Sessions, detach, resume

Sessions are first-class identities, not keepalive. Detach a long-running pipeline mid-flight, reconnect from a different machine an hour later, continue from the exact server-side state:

mao-client remote run --detach -m parallel_coder "<long-running brief>"
# ... close laptop, commute, etc.

mao-client remote chat --resume     # picks up the most recent session
mao-client remote chat --pick       # interactive list of detached sessions

What runs where

Where it runs
Chat REPL, slash commands Your machine (this client)
File reads / writes / edits, bash, git Your machine (this client)
Agent reasoning, model calls, retrieval, DAG execution The service

The client never uploads your source files. Only the tool output text the agent asked for travels to the service.


Configuration

Server URL + token live in ~/.master_agents/remote.yaml after login. Override per-call with --config <path>. Env-var override: MASTER_AGENTS_REMOTE_CONFIG=/path/to/remote.yaml.

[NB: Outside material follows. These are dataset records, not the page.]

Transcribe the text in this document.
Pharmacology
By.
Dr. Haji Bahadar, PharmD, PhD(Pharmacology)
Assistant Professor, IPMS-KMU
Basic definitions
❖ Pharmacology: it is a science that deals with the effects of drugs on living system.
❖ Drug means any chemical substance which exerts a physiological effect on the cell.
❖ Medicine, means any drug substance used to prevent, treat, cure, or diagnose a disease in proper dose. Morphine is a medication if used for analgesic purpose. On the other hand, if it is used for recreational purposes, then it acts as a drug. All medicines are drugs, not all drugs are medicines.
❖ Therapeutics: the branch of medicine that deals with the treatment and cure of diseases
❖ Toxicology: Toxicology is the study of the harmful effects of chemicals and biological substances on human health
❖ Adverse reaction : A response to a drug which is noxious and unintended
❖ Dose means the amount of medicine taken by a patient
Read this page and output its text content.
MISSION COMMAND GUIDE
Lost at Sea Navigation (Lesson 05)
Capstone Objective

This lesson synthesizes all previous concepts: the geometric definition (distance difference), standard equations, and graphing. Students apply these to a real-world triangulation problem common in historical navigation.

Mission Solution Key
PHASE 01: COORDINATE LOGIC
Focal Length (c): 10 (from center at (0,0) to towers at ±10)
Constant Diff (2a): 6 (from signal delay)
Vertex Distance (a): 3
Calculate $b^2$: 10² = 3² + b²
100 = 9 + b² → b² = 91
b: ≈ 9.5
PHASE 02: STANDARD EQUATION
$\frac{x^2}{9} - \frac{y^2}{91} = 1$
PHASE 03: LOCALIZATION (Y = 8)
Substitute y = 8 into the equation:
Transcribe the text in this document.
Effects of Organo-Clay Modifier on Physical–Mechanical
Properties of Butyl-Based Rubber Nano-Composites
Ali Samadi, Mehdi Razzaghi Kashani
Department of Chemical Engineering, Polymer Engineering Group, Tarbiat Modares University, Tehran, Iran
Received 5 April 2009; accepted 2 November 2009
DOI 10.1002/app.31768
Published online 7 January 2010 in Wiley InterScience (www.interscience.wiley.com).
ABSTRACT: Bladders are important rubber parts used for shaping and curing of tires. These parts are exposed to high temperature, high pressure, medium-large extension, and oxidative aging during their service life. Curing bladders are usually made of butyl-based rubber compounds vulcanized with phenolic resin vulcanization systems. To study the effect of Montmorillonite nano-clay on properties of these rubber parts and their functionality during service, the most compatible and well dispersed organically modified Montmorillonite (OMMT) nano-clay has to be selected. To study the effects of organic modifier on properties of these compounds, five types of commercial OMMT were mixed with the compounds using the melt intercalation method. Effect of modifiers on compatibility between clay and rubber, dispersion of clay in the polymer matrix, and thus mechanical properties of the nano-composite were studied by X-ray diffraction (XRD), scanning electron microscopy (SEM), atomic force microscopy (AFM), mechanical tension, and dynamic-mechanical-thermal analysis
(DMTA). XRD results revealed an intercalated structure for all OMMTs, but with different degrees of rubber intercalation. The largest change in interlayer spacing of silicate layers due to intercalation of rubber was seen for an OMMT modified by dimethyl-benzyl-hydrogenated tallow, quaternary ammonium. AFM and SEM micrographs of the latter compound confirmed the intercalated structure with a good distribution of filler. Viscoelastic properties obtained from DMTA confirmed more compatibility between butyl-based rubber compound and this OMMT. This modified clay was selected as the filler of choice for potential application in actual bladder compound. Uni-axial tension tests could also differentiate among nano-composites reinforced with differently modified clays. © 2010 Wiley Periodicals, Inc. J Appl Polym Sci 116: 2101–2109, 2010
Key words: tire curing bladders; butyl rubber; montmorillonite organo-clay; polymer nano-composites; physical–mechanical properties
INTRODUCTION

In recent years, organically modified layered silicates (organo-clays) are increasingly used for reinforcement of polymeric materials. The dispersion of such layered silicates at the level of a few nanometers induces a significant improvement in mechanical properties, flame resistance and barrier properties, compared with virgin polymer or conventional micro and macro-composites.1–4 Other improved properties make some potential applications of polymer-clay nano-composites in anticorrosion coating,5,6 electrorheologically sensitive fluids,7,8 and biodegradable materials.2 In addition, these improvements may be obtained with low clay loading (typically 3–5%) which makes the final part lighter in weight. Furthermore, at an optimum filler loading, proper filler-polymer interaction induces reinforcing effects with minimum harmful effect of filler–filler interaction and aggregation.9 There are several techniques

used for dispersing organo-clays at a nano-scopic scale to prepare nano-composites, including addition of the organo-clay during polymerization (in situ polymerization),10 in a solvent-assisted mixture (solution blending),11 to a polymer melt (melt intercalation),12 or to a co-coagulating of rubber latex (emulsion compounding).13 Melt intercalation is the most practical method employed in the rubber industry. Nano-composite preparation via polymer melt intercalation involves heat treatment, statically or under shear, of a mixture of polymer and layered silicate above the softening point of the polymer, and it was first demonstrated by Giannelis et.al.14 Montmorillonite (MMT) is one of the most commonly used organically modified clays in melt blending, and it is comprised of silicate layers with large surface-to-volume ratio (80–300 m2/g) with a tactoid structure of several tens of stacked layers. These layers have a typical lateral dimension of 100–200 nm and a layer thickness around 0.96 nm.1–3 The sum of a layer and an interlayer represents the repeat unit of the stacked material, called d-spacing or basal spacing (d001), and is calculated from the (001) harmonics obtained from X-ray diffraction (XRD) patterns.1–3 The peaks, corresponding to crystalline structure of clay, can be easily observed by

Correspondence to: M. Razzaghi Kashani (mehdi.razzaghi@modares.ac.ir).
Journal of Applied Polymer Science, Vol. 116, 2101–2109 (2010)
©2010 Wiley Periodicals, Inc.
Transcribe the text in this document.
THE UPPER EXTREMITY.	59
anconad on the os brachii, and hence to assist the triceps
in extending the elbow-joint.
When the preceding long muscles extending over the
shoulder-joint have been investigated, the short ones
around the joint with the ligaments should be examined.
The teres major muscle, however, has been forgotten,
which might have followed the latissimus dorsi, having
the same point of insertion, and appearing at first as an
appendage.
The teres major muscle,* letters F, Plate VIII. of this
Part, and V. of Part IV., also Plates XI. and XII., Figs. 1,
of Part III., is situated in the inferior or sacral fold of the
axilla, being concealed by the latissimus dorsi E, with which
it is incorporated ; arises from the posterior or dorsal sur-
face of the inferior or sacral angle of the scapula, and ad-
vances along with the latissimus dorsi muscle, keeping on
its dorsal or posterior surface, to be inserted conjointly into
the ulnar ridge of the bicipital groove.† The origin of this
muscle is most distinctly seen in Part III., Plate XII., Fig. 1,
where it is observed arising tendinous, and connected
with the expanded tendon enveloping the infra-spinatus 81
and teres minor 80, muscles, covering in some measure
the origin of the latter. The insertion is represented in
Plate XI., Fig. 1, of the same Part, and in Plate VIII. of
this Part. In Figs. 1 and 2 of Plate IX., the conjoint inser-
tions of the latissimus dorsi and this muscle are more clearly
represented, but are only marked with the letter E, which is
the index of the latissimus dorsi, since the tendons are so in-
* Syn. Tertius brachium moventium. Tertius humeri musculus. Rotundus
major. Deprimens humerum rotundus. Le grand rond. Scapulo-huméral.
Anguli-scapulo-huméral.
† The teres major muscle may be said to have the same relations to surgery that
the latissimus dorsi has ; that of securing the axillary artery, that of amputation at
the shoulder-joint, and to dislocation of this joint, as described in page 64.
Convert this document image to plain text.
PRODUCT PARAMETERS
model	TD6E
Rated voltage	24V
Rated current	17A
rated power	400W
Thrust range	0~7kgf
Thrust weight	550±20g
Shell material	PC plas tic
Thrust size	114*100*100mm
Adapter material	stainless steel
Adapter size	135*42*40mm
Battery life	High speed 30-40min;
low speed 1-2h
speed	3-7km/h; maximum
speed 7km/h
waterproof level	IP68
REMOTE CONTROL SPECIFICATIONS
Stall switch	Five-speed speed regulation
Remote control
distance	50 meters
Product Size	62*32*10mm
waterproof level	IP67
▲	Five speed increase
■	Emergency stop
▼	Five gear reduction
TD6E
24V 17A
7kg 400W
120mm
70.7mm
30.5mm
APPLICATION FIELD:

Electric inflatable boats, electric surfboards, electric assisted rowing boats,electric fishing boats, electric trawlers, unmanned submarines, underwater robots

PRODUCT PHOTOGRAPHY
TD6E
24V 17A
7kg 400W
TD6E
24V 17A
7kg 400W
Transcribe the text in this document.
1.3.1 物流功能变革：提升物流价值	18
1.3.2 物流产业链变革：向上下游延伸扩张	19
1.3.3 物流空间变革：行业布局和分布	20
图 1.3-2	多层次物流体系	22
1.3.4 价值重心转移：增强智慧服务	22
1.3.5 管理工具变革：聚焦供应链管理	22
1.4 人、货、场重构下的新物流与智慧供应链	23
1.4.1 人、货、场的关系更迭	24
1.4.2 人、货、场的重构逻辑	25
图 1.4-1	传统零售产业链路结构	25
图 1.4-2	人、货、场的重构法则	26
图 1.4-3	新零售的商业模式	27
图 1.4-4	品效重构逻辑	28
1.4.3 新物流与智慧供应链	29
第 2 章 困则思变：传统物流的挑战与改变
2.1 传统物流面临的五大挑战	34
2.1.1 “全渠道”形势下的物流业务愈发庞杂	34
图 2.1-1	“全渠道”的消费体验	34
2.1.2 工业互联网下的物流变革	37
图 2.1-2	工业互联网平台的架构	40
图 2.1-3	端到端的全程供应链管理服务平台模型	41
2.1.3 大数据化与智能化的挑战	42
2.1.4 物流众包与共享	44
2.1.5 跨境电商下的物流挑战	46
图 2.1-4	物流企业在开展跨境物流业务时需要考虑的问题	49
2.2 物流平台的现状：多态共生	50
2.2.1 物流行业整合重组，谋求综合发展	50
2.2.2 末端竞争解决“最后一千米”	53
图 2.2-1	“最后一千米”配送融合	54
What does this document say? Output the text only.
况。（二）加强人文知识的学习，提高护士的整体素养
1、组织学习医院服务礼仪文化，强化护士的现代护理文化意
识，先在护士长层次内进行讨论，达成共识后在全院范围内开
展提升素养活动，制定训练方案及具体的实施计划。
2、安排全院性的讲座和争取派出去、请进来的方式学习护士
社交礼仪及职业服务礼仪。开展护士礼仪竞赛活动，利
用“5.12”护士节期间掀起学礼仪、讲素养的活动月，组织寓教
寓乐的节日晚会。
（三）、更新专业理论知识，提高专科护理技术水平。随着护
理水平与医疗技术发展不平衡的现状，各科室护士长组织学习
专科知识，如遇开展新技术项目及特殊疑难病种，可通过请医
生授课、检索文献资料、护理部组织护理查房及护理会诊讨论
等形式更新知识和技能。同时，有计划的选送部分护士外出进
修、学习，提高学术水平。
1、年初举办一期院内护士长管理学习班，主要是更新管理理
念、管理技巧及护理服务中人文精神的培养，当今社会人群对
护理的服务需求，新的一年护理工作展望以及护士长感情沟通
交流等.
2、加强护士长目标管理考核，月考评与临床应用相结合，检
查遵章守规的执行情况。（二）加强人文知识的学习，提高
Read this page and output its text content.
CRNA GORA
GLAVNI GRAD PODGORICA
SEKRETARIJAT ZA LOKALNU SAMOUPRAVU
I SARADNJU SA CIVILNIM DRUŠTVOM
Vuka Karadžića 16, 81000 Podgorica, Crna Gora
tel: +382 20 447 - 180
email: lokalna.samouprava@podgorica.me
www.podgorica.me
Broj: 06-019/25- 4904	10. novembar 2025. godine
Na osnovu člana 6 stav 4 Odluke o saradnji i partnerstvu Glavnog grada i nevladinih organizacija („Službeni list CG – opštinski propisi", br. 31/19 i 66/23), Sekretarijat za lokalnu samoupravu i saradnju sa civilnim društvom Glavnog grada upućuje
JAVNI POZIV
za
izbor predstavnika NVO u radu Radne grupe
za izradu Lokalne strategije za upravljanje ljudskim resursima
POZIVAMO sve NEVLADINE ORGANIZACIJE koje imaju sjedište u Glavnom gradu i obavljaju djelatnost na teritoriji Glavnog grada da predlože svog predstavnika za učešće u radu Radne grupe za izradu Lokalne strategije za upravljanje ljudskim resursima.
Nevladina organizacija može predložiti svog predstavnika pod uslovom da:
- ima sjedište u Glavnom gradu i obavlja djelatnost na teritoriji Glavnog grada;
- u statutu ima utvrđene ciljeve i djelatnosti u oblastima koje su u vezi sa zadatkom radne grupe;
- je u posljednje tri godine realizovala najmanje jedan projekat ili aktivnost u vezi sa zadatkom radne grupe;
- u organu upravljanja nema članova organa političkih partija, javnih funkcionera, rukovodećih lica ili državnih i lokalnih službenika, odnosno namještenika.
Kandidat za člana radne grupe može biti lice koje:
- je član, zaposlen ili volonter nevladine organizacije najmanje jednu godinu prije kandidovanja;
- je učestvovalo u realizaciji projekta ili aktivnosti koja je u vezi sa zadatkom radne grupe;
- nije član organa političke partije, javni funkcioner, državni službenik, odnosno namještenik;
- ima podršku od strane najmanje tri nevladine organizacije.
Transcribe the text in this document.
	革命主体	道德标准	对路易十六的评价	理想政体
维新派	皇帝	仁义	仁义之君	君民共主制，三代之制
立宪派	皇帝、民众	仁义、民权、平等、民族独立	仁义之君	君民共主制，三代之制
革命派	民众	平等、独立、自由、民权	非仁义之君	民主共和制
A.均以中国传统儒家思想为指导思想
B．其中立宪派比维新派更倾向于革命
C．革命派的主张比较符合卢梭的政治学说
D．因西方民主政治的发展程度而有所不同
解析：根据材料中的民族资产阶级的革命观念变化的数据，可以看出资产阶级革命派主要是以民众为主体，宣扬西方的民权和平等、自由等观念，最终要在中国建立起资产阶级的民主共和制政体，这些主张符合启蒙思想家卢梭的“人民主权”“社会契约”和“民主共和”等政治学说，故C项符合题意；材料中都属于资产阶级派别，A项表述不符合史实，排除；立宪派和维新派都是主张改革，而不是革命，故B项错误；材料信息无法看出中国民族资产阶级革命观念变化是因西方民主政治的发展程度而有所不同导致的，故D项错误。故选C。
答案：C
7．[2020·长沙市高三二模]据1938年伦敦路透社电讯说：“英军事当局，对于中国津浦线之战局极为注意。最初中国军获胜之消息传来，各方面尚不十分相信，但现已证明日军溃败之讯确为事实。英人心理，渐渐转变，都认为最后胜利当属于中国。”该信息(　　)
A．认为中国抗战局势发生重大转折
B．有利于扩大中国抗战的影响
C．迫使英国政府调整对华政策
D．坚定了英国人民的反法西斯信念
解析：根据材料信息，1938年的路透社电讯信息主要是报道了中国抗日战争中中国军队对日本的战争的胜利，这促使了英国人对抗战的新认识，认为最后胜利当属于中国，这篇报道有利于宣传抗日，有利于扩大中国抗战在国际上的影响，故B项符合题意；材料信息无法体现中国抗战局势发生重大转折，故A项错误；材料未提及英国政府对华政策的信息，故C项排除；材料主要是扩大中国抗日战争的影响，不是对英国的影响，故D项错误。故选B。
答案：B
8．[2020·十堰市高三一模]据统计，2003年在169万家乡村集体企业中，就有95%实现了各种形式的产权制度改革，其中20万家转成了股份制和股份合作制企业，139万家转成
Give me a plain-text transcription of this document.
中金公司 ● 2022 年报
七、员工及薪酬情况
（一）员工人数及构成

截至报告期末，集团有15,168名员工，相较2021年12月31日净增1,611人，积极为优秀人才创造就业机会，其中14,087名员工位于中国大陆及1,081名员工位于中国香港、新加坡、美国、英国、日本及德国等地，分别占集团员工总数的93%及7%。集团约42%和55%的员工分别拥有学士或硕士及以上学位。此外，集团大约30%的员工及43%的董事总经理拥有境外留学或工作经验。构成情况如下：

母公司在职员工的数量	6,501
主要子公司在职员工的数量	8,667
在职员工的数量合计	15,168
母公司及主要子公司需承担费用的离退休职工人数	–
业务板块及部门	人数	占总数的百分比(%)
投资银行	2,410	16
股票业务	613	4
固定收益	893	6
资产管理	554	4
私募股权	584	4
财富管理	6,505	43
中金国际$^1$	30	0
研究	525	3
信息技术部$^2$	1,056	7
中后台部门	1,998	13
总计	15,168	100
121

Self-host (the orchestration server)

The hosted service is master-agents (a separate package, deliberately not on PyPI — it carries the agent specs, framework internals, RAG configs, and prompts). Self-host via authenticated git access:

pip install "git+ssh://git@github.com/<owner>/master_agents_os.git#subdirectory=packages/py"
mao-server serve --http --host 0.0.0.0 --port 8000

That gates per-person on repo access — the right authorisation model for IP-bearing code, not anonymous PyPI.


Links

  • Slash command + troubleshooting reference: USER_GUIDE.md
  • Architecture overview: docs/MASTER_ARCHITECTURE.md (upstream repo)
  • Versioning policy: docs/policy/VERSIONING.md (upstream repo)
  • Release runbook: docs/RELEASE.md (upstream repo)

License

MIT. The server-side master-agents package is proprietary; this client wheel is permissively licensed so anyone can integrate against a hosted service.